The album is a 12 song bluegrass tour-de-force. Diffie reprises one tune from the original Special Edition record, renders an excellent remake of Larry Cordle’s I Know How It Feels, turns in a stellar performance on the Flatt & Scruggs standard Somehow Tonight, and introduces a few new tunes as well.
[http://traffic.libsyn.com/thegrasscast/Somehow_Tonight.mp3] – Somehow Tonight
The picking is excellent, featuring such notable musicians as: Rob Ickes, Aubrey Haynie, Mike Compton, Bryan Sutton, Mark Fain, and Charlie Cushman.
The harmonies are great as well, with The Grascals, Rhonda Vincent, Bradly Walker, Alecia Nugent, and Harley Allen.
Speaking of Harley Allen, one of my favorite cuts on the CD is Allen’s Free and Easy, a tune I first heard several years ago on a demo. I liked it then, and I like it now. It’s an excellent song, and Diffie did it justice with this version.
Any good bluegrass record must include a murder ballad, and Diffie doesn’t disappoint. He brings us the vivid 3/4 time number ‘Til Death. This one can only be done justice in print if I quote a few of the lyrics.
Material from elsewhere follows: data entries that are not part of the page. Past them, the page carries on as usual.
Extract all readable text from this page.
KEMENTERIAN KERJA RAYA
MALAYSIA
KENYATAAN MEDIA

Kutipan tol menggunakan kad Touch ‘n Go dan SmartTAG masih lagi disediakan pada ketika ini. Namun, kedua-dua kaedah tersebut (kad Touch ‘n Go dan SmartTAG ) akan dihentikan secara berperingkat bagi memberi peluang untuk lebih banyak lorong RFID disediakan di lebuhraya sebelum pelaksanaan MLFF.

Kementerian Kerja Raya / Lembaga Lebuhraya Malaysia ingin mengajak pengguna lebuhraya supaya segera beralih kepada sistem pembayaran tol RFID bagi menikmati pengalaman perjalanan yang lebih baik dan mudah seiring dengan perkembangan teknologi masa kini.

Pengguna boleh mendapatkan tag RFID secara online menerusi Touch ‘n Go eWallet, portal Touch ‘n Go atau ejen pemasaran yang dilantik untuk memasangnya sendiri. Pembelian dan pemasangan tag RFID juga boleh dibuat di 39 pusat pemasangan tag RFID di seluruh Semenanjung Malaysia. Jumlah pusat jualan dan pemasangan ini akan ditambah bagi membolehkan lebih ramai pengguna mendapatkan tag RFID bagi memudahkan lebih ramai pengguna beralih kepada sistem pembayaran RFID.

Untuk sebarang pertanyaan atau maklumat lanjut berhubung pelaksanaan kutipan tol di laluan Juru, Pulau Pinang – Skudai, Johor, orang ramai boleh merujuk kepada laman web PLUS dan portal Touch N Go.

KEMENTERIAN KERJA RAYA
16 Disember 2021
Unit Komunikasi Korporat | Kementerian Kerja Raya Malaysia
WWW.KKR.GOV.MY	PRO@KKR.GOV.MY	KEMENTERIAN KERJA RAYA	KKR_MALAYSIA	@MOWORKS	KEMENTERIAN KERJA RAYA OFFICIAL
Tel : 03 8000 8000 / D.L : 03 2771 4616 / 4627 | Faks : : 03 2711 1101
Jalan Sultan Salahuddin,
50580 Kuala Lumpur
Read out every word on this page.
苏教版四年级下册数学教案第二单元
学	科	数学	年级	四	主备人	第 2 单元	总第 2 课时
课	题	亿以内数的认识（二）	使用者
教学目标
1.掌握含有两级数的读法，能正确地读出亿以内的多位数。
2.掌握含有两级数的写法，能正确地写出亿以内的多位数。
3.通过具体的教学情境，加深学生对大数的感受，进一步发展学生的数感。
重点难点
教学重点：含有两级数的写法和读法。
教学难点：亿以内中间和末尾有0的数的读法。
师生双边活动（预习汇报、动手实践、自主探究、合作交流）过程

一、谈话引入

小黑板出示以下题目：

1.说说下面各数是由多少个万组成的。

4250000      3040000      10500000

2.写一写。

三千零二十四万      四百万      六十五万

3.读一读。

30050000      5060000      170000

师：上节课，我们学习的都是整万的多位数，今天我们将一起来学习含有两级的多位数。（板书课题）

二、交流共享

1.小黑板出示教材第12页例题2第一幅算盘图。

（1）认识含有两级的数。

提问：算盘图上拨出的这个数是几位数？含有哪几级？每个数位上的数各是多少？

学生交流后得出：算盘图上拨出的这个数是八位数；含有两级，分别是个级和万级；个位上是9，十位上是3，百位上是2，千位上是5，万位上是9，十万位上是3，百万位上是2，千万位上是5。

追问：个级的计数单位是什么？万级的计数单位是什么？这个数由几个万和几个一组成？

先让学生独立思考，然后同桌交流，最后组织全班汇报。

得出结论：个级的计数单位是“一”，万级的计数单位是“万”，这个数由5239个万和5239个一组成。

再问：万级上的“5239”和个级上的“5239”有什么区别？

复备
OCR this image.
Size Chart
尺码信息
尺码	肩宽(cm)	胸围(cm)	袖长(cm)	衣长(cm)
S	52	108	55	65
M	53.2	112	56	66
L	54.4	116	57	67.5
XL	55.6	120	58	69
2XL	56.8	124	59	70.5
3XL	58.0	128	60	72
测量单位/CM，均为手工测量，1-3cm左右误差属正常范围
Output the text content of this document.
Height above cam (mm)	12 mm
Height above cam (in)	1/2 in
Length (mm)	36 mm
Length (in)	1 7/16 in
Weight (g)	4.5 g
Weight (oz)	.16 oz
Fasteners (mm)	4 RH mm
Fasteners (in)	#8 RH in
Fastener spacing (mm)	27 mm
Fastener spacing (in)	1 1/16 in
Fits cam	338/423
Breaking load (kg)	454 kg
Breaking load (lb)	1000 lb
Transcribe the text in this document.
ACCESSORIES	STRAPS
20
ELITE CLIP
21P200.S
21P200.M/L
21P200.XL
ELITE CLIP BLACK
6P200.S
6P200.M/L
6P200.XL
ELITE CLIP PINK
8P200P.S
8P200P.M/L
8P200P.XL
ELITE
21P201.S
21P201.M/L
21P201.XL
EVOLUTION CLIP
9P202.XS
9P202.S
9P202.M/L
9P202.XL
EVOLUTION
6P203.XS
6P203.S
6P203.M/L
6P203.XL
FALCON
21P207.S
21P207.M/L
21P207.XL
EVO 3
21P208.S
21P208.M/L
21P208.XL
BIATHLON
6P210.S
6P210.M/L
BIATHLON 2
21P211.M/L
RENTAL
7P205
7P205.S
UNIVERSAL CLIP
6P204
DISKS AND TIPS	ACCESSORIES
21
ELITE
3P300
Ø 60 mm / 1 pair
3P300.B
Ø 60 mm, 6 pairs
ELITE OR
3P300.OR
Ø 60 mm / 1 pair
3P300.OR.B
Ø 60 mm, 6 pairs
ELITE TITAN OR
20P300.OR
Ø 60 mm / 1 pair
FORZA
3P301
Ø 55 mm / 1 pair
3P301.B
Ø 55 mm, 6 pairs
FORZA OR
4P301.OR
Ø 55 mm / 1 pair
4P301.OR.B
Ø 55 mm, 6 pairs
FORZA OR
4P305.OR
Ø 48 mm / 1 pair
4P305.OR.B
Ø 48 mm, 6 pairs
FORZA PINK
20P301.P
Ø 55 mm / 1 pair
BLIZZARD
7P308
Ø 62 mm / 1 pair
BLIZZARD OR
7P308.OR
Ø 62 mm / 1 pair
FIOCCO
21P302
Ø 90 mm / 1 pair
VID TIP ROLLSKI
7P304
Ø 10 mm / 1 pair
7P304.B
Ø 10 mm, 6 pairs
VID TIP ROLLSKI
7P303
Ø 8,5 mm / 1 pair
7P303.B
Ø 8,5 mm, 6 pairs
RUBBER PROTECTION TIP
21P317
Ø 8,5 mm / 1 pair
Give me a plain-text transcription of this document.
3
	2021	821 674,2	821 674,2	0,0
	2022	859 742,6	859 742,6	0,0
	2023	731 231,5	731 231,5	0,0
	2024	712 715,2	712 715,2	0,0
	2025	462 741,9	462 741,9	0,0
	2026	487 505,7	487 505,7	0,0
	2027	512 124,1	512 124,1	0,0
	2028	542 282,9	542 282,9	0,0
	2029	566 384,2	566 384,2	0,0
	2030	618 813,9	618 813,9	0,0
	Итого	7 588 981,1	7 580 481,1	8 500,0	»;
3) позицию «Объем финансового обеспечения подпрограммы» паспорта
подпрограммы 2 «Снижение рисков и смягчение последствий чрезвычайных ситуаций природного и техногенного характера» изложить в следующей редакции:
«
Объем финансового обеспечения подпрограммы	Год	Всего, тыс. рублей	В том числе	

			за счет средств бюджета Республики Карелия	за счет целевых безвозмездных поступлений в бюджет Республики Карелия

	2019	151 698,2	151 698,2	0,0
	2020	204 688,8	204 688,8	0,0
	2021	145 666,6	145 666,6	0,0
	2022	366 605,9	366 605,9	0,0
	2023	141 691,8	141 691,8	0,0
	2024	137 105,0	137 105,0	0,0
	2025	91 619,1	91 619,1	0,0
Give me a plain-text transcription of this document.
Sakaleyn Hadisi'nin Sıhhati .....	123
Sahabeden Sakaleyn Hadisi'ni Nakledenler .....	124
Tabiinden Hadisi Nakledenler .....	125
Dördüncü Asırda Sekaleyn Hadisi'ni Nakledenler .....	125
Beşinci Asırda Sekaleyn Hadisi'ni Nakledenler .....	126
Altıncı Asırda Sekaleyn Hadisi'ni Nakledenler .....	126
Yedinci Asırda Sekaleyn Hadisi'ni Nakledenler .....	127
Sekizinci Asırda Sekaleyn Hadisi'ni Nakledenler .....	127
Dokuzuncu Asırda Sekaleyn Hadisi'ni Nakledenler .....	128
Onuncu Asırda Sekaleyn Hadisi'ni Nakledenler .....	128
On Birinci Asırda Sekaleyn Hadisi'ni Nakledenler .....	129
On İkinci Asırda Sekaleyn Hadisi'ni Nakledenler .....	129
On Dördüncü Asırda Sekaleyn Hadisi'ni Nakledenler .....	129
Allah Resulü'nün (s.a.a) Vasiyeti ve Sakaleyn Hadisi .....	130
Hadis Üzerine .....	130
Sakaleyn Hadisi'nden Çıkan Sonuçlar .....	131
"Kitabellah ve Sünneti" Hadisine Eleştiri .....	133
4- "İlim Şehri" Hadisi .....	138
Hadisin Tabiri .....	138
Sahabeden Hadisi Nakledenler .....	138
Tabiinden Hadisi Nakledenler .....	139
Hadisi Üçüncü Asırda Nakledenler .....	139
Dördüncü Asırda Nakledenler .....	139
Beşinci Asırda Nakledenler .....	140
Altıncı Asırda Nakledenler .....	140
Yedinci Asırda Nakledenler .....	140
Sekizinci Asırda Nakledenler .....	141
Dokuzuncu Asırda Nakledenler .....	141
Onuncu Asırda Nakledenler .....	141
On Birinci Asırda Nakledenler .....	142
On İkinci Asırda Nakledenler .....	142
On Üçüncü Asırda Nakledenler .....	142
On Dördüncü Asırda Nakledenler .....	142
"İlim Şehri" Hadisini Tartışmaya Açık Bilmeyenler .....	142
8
Near the beginning of the song we hear where this is going to end up when Diffie sings this line.
“I’d lost my darling girl.
Right then I vowed my own true love’s
not long for this old world.”
Then the final lines of the song conclude the story arc.
I shot her through the heart,
remember what that preacher said,
‘Til Death do us part.
Now that’s lonesome!
[http://traffic.libsyn.com/thegrasscast/Till_Death.mp3] – ‘Til Death
Perhaps my favorite cut on the CD is the one that is most closely tied to the album title, Route 5 Box 109. It’s a “take me back” kind of tune in which the singer is driving on the highway and thinking about home. The imagery employed appealed to Diffie, I’m sure, in the same way it did to me. It reminded me of my second home with my close friends the Carney’s in Velma, OK. It sure made me want to show up for one of Mom’s home cooked meals and a conversation about Andy and Barney!
[http://traffic.libsyn.com/thegrasscast/Route5Box109.mp3] – Route 5 Box 109
If you’re a fan of either Joe Diffie and/or good bluegrass, I suggest you give this album a listen. You won’t be disappointed. Homecoming is sure to be one 2010’s memorable recordings.